Consider the system
\begin{align*}
x' &= 2y^{3} – y \\
y' &= x^{3} – x \\
\end{align*}
The problem I am working on asks to find the Hamiltonian for the system, find the equilibria, and then sketch the phase portrait. Finding equilibria is easy, and I believe the Hamiltonian is
$$
H(x,y) = \frac{1}{2}(x^{2} + y^{4} – y^{2}) – \frac{1}{4}x^{4}.
$$
I understand Hamiltonians give conserved quantities and therefore level curves in the phase plane. I understand how to sketch phase portraits from a system in polar coordinates. However, I do not at all understand how the Hamiltonian is supposed to help me visualize the phase portrait. I am studying for a test with questions like this so I can not use any mathematical software. How do you use Hamiltonians to visualize level curves and sketch phase portraits? Thanks.
Best Answer
If $x$ is playing the role of the position and $y$ is the momentum, Hamilton's equations should read $$x' = \frac{\partial H}{\partial y}\quad \mbox{and}\quad y' = -\frac{\partial H}{\partial x}.$$Can you find a function $H = H(x,y)$ such that $$\frac{\partial H}{\partial x} = x-x^3 \quad\mbox{and}\quad \frac{\partial H}{\partial y} = 2y^3-y?$$Clearly $$H(x,y) = \frac{x^2}{2} - \frac{x^4}{4} + \frac{y^4}{2} - \frac{y^2}{2} = \frac{1}{2}(x^2-y^2 + y^4) - \frac{x^4}{4}$$does the job. Conservation of energy says that once you solve the system for $x(t)$ and $y(t)$, it will turn out that $$\frac{{\rm d}}{{\rm d}t} H(x(t), y(t)) = 0$$and thus $H(x(t),y(t)) = H(x_0,y_0)$ for all $t$, where $(x_0,y_0)$ are the initial conditions given for the system.

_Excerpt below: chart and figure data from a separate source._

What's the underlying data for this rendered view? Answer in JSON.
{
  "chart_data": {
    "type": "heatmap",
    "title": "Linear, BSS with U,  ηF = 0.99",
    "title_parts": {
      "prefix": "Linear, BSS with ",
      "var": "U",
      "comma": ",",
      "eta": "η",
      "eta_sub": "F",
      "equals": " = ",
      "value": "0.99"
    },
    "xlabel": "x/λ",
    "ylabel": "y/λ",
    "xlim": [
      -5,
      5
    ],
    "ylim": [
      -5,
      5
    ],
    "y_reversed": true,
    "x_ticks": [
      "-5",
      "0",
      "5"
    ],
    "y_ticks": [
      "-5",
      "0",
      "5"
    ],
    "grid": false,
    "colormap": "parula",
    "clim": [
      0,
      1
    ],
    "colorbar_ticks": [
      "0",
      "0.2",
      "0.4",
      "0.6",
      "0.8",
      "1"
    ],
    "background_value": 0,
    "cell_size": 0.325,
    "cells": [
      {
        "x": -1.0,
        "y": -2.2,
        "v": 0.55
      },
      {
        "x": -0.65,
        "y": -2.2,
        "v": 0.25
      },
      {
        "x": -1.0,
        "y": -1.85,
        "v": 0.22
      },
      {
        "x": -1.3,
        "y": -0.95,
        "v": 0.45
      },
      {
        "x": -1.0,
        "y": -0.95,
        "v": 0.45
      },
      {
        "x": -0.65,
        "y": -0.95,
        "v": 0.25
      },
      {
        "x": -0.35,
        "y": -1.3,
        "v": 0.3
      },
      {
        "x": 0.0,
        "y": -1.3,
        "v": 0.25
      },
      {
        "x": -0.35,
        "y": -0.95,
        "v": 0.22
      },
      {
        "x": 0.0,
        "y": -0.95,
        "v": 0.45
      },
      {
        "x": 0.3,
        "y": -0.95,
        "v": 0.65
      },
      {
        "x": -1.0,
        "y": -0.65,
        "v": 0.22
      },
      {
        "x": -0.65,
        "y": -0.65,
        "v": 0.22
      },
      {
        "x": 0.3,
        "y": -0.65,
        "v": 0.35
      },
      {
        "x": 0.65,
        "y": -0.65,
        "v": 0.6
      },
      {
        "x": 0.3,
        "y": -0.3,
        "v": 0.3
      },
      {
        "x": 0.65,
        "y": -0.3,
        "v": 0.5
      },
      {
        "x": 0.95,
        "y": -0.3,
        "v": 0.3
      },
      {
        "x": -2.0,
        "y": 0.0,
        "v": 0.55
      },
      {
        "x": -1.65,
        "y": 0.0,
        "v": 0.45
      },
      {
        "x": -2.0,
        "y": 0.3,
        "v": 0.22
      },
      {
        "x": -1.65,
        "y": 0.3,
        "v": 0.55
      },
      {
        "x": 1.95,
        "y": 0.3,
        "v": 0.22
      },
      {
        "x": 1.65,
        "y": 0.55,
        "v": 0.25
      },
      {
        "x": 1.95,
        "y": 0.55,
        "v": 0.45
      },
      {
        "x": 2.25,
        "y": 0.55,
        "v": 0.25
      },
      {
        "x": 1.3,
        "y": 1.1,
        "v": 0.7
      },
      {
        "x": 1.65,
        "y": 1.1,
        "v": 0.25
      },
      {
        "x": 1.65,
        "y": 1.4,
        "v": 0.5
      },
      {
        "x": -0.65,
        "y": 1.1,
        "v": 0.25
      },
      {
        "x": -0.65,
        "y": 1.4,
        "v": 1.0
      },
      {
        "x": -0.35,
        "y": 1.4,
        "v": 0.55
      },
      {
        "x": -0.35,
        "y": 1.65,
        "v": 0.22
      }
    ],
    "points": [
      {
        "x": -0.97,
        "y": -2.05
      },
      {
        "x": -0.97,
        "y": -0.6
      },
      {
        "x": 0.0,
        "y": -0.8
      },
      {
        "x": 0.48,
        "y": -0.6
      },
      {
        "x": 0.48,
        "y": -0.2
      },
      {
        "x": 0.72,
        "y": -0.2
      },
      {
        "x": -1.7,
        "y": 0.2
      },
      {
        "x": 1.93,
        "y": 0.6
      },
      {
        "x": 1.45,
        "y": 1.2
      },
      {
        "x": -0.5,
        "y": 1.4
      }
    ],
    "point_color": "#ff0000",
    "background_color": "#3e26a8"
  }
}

Say that you fix a real number $a \in \Bbb R$. Each inverse image $H^{-1}(a)$ will be an orbit for your system. So the point is, can you graph all the curves $$\frac{1}{2}(x^2-y^2 + y^4) - \frac{x^4}{4} = a,$$as $a$ ranges over $\Bbb R$? This will be your phase portrait. The upshot is that once you have recognized $H$, you can (in principle) draw this without solving the actual system.